Meskipun demikian Rendra tidak mengesampingkan kata-kata yang bermakna konotatif,
hanya saja dalam puisi ini yang paling dominan adalah penggunaan kata-kata yana bermakna
denotatif. Contoh pemakaian kata-kata yang bermakna konotatif “Aku menyaksikan zaman
berjalan kalang kabutan”. Daya Sugesti atau pengimajian dari kata-kata dalam puisi
“pamplet cinta” tersebut mampu menghasilkan puisi yang memiliki keindahan mempesona
dengan keromantisannya.

Diksi yang digunakan sangat cermat, mulai dari urutan kata serta daya sugesti atau
pengimajian dari kata-kata tersebut, sehingga menghasilkan puisi yang memiliki keindahan
mempesona dengan keromantisannya. Seperti terlihat pada bait pertama puisi tersebut
“/Kutulis surat ini / kala hujan gerimis /bagai bunyi tambur mainan /anak-anak peri dunia
yang gaib / Dan angin mendesah /mengeluh dan mendesah / Wahai, Dik Narti,/aku cinta
kepadamu!. Bait tersebut menggambarkan pemilihan diksi yang umumnya bersifat konotatif
pada puisi ini.

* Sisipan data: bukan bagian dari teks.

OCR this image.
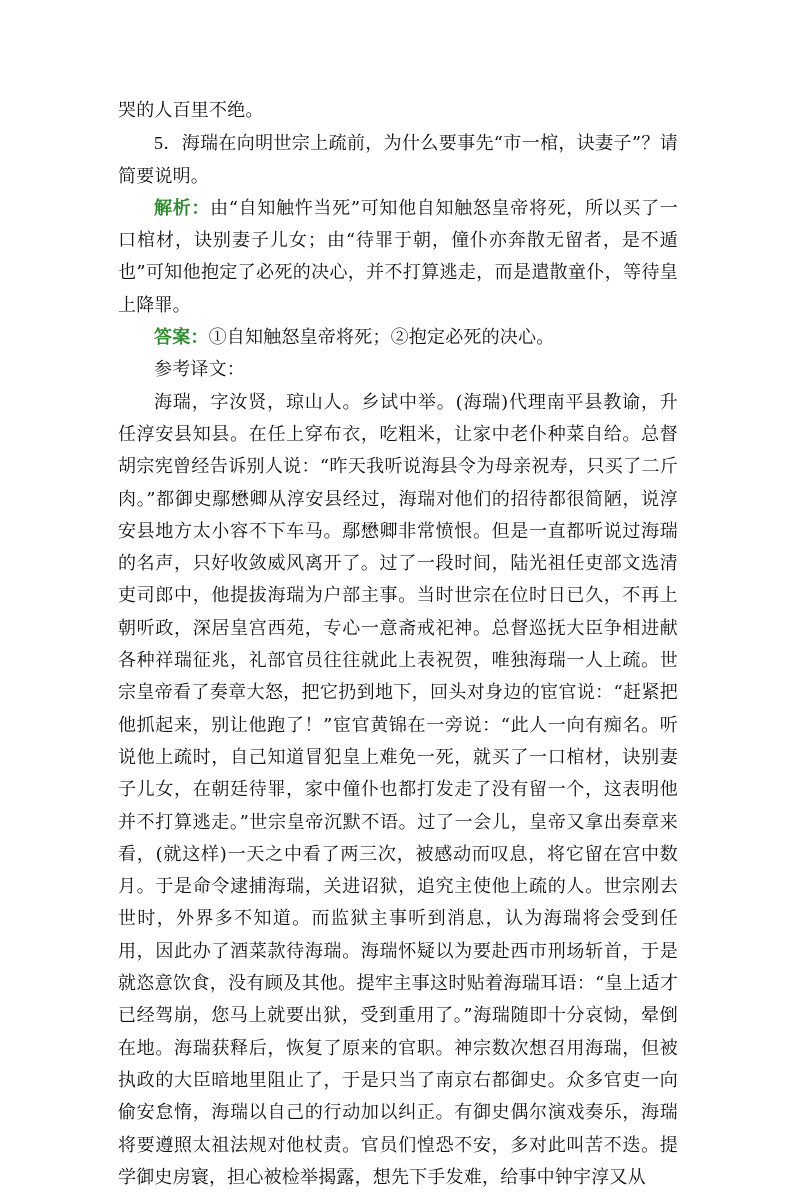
哭的人百里不绝。

5．海瑞在向明世宗上疏前，为什么要事先“市一棺，诀妻子”？请简要说明。

解析：由“自知触忤当死”可知他自知触怒皇帝将死，所以买了一口棺材，诀别妻子儿女；由“待罪于朝，僮仆亦奔散无留者，是不遁也”可知他抱定了必死的决心，并不打算逃走，而是遣散童仆，等待皇上降罪。

答案：①自知触怒皇帝将死；②抱定必死的决心。

参考译文：

海瑞，字汝贤，琼山人。乡试中举。(海瑞)代理南平县教谕，升任淳安县知县。在任上穿布衣，吃粗米，让家中老仆种菜自给。总督胡宗宪曾经告诉别人说：“昨天我听说海县令为母亲祝寿，只买了二斤肉。”都御史鄢懋卿从淳安县经过，海瑞对他们的招待都很简陋，说淳安县地方太小容不下车马。鄢懋卿非常愤恨。但是一直都听说过海瑞的名声，只好收敛威风离开了。过了一段时间，陆光祖任吏部文选清吏司郎中，他提拔海瑞为户部主事。当时世宗在位时日已久，不再上朝听政，深居皇宫西苑，专心一意斋戒祀神。总督巡抚大臣争相进献各种祥瑞征兆，礼部官员往往就此上表祝贺，唯独海瑞一人上疏。世宗皇帝看了奏章大怒，把它扔到地下，回头对身边的宦官说：“赶紧把他抓起来，别让他跑了！”宦官黄锦在一旁说：“此人一向有痴名。听说他上疏时，自己知道冒犯皇上难免一死，就买了一口棺材，诀别妻子儿女，在朝廷待罪，家中僮仆也都打发走了没有留一个，这表明他并不打算逃走。”世宗皇帝沉默不语。过了一会儿，皇帝又拿出奏章来看，(就这样)一天之中看了两三次，被感动而叹息，将它留在宫中数月。于是命令逮捕海瑞，关进诏狱，追究主使他上疏的人。世宗刚去世时，外界多不知道。而监狱主事听到消息，认为海瑞将会受到任用，因此办了酒菜款待海瑞。海瑞怀疑以为要赴西市刑场斩首，于是就恣意饮食，没有顾及其他。提牢主事这时贴着海瑞耳语：“皇上适才已经驾崩，您马上就要出狱，受到重用了。”海瑞随即十分哀恸，晕倒在地。海瑞获释后，恢复了原来的官职。神宗数次想召用海瑞，但被执政的大臣暗地里阻止了，于是只当了南京右都御史。众多官吏一向偷安怠惰，海瑞以自己的行动加以纠正。有御史偶尔演戏奏乐，海瑞将要遵照太祖法规对他杖责。官员们惶恐不安，多对此叫苦不迭。提学御史房寰，担心被检举揭露，想先下手发难，给事中钟宇淳又从
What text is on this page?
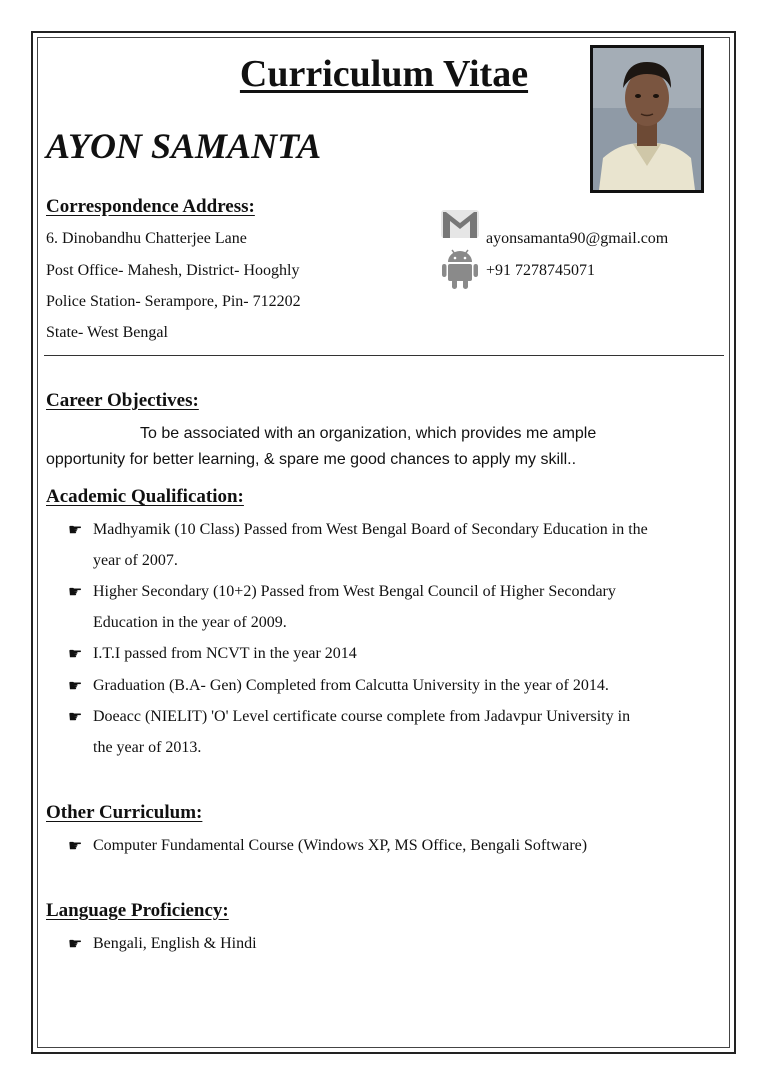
Curriculum Vitae
AYON SAMANTA
Correspondence Address:
6. Dinobandhu Chatterjee Lane
Post Office- Mahesh, District- Hooghly
Police Station- Serampore, Pin- 712202
State- West Bengal
ayonsamanta90@gmail.com
+91 7278745071
Career Objectives:
To be associated with an organization, which provides me ample
opportunity for better learning, & spare me good chances to apply my skill..
Academic Qualification:
☛ Madhyamik (10 Class) Passed from West Bengal Board of Secondary Education in the
year of 2007.
☛ Higher Secondary (10+2) Passed from West Bengal Council of Higher Secondary
Education in the year of 2009.
☛ I.T.I passed from NCVT in the year 2014
☛ Graduation (B.A- Gen) Completed from Calcutta University in the year of 2014.
☛ Doeacc (NIELIT) 'O' Level certificate course complete from Jadavpur University in
the year of 2013.
Other Curriculum:
☛ Computer Fundamental Course (Windows XP, MS Office, Bengali Software)
Language Proficiency:
☛ Bengali, English & Hindi
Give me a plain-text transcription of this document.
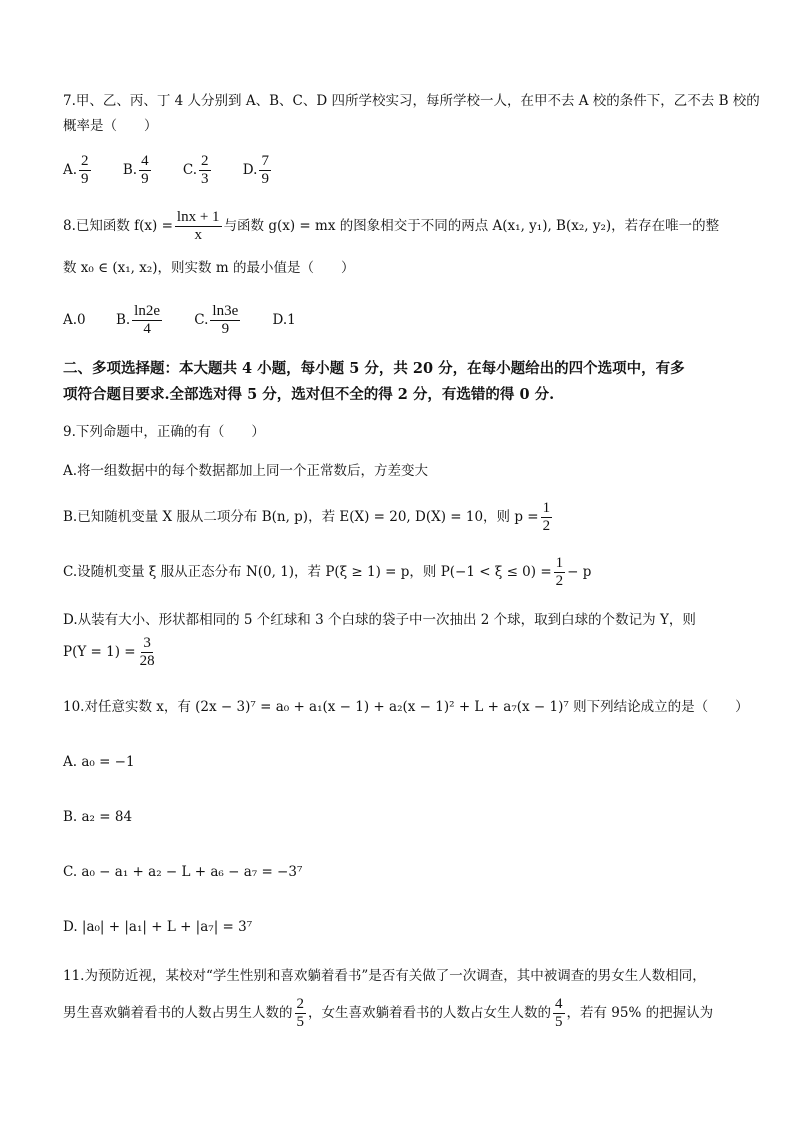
7.甲、乙、丙、丁 4 人分别到 A、B、C、D 四所学校实习，每所学校一人，在甲不去 A 校的条件下，乙不去 B 校的
概率是（　　）
A. $\frac{2}{9} B$. $\frac{4}{9} C$. $\frac{2}{3} D$. $\frac{7}{9}$
8.已知函数 $f(x) = \frac{\ln x + 1}{x}$ 与函数 g(x) = mx 的图象相交于不同的两点 A(x₁, y₁), B(x₂, y₂)，若存在唯一的整
数 x₀ ∈ (x₁, x₂)，则实数 m 的最小值是（　　）
A.0 B. $\frac{\ln 2e}{4} C$. $\frac{\ln 3e}{9} D.1$
二、多项选择题：本大题共 4 小题，每小题 5 分，共 20 分，在每小题给出的四个选项中，有多
项符合题目要求.全部选对得 5 分，选对但不全的得 2 分，有选错的得 0 分.
9.下列命题中，正确的有（　　）
A.将一组数据中的每个数据都加上同一个正常数后，方差变大
B.已知随机变量 X 服从二项分布 B(n, p)，若 E(X) = 20, D(X) = 10，则 $p = \frac{1}{2}$
C.设随机变量 ξ 服从正态分布 N(0, 1)，若 P(ξ ≥ 1) = p，则 $P(-1 < \xi \le 0) = \frac{1}{2} - p$
D.从装有大小、形状都相同的 5 个红球和 3 个白球的袋子中一次抽出 2 个球，取到白球的个数记为 Y，则
$P(Y = 1) = \frac{3}{28}$
10.对任意实数 x，有 (2x − 3)⁷ = a₀ + a₁(x − 1) + a₂(x − 1)² + L + a₇(x − 1)⁷ 则下列结论成立的是（　　）
A. a₀ = −1
B. a₂ = 84
C. a₀ − a₁ + a₂ − L + a₆ − a₇ = −3⁷
D. |a₀| + |a₁| + L + |a₇| = 3⁷
11.为预防近视，某校对“学生性别和喜欢躺着看书”是否有关做了一次调查，其中被调查的男女生人数相同，
男生喜欢躺着看书的人数占男生人数的 $\frac{2}{5}$ ，女生喜欢躺着看书的人数占女生人数的 $\frac{4}{5}$ ，若有 95% 的把握认为
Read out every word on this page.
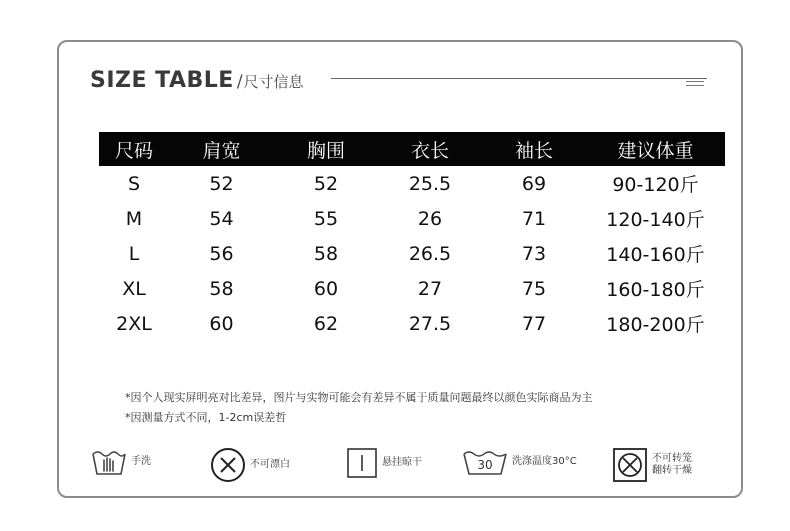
SIZE TABLE / 尺寸信息
尺码	肩宽	胸围	衣长	袖长	建议体重
S	52	52	25.5	69	90-120斤
M	54	55	26	71	120-140斤
L	56	58	26.5	73	140-160斤
XL	58	60	27	75	160-180斤
2XL	60	62	27.5	77	180-200斤
*因个人现实屏明亮对比差异，图片与实物可能会有差异不属于质量问题最终以颜色实际商品为主
*因测量方式不同，1-2cm误差哲
手洗	不可漂白	悬挂晾干	30	洗涤温度30°C	不可转笼
翻转干燥
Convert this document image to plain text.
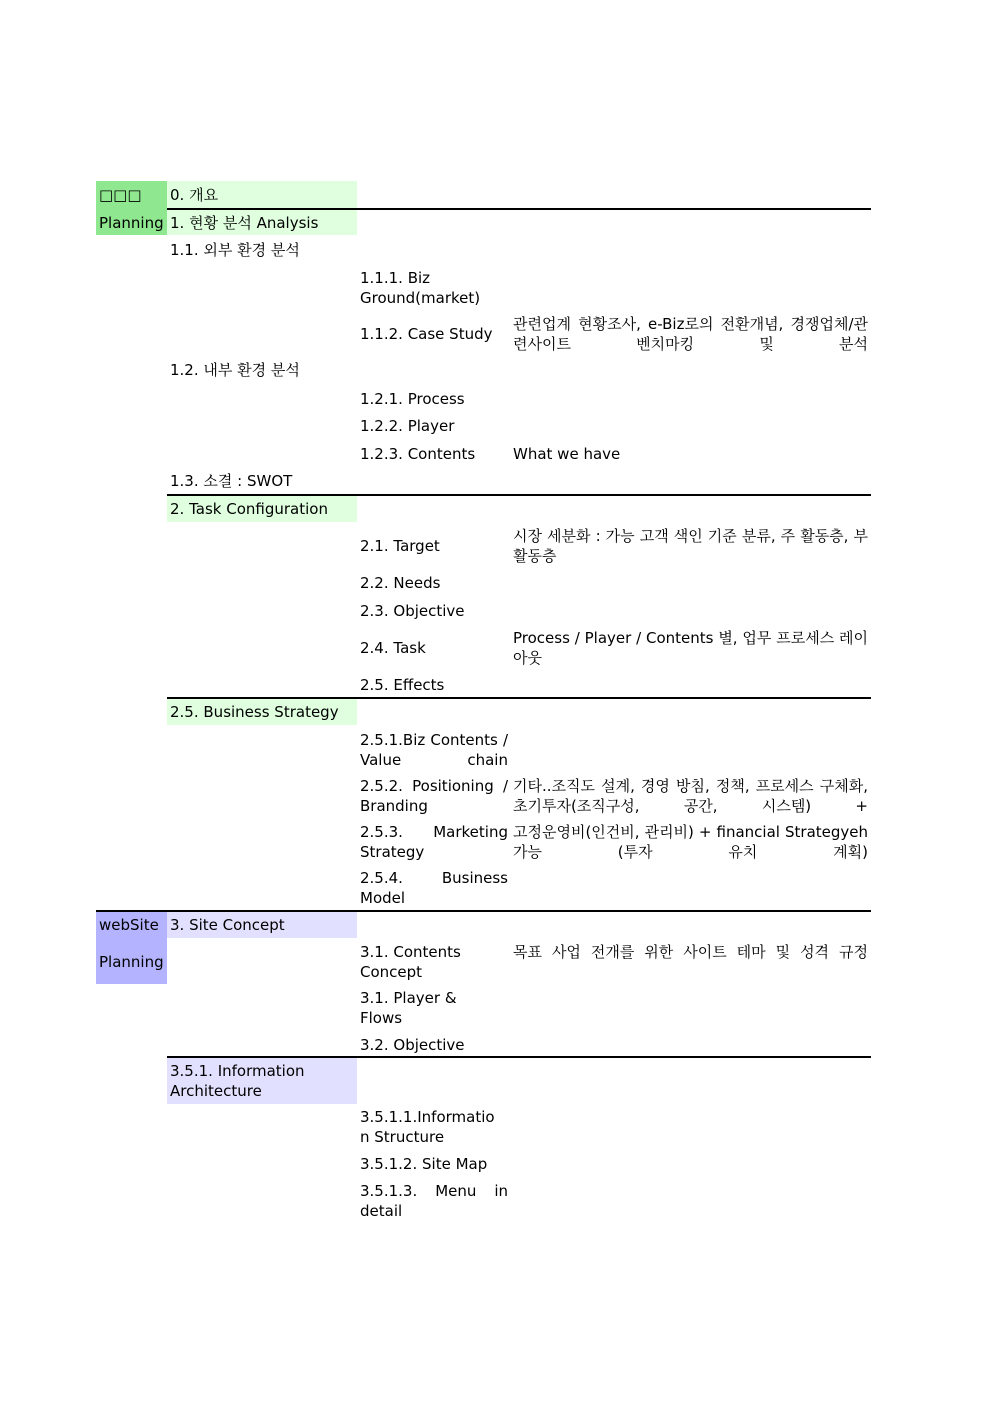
□□□
Planning
webSite
Planning
0. 개요
1. 현황 분석 Analysis
1.1. 외부 환경 분석
1.2. 내부 환경 분석
1.3. 소결 : SWOT
2. Task Configuration
2.5. Business Strategy
3. Site Concept
3.5.1. Information Architecture
1.1.1. Biz Ground(market)
1.1.2. Case Study
1.2.1. Process
1.2.2. Player
1.2.3. Contents
2.1. Target
2.2. Needs
2.3. Objective
2.4. Task
2.5. Effects
2.5.1.Biz Contents / Value chain
2.5.2. Positioning / Branding
2.5.3. Marketing Strategy
2.5.4. Business Model
3.1. Contents Concept
3.1. Player & Flows
3.2. Objective
3.5.1.1.Information Structure
3.5.1.2. Site Map
3.5.1.3. Menu in detail
관련업계 현황조사, e-Biz로의 전환개념, 경쟁업체/관련사이트 벤치마킹 및 분석
What we have
시장 세분화 : 가능 고객 색인 기준 분류, 주 활동층, 부활동층
Process / Player / Contents 별, 업무 프로세스 레이아웃
기타..조직도 설계, 경영 방침, 정책, 프로세스 구체화, 초기투자(조직구성, 공간, 시스템) +
고정운영비(인건비, 관리비) + financial Strategyeh 가능 (투자 유치 계획)
목표 사업 전개를 위한 사이트 테마 및 성격 규정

Puisi ini diawali dengan larik-larik yang kental dengan permainan bunyi, hal
ini dapat terlihat dalam bait pertama. Bait tersebut juga menunjukkan bahwa puisi ini
memiliki gaya bahasa yang kuat, permainan bunyi yang rapi, dan metafora yang mempesona
(menggambarkan keindahan “Narti” sebagai putri duyung dengan segala pesona yang ada)
dengan penggambaran imaji visual yang membangun keutuhan puisi.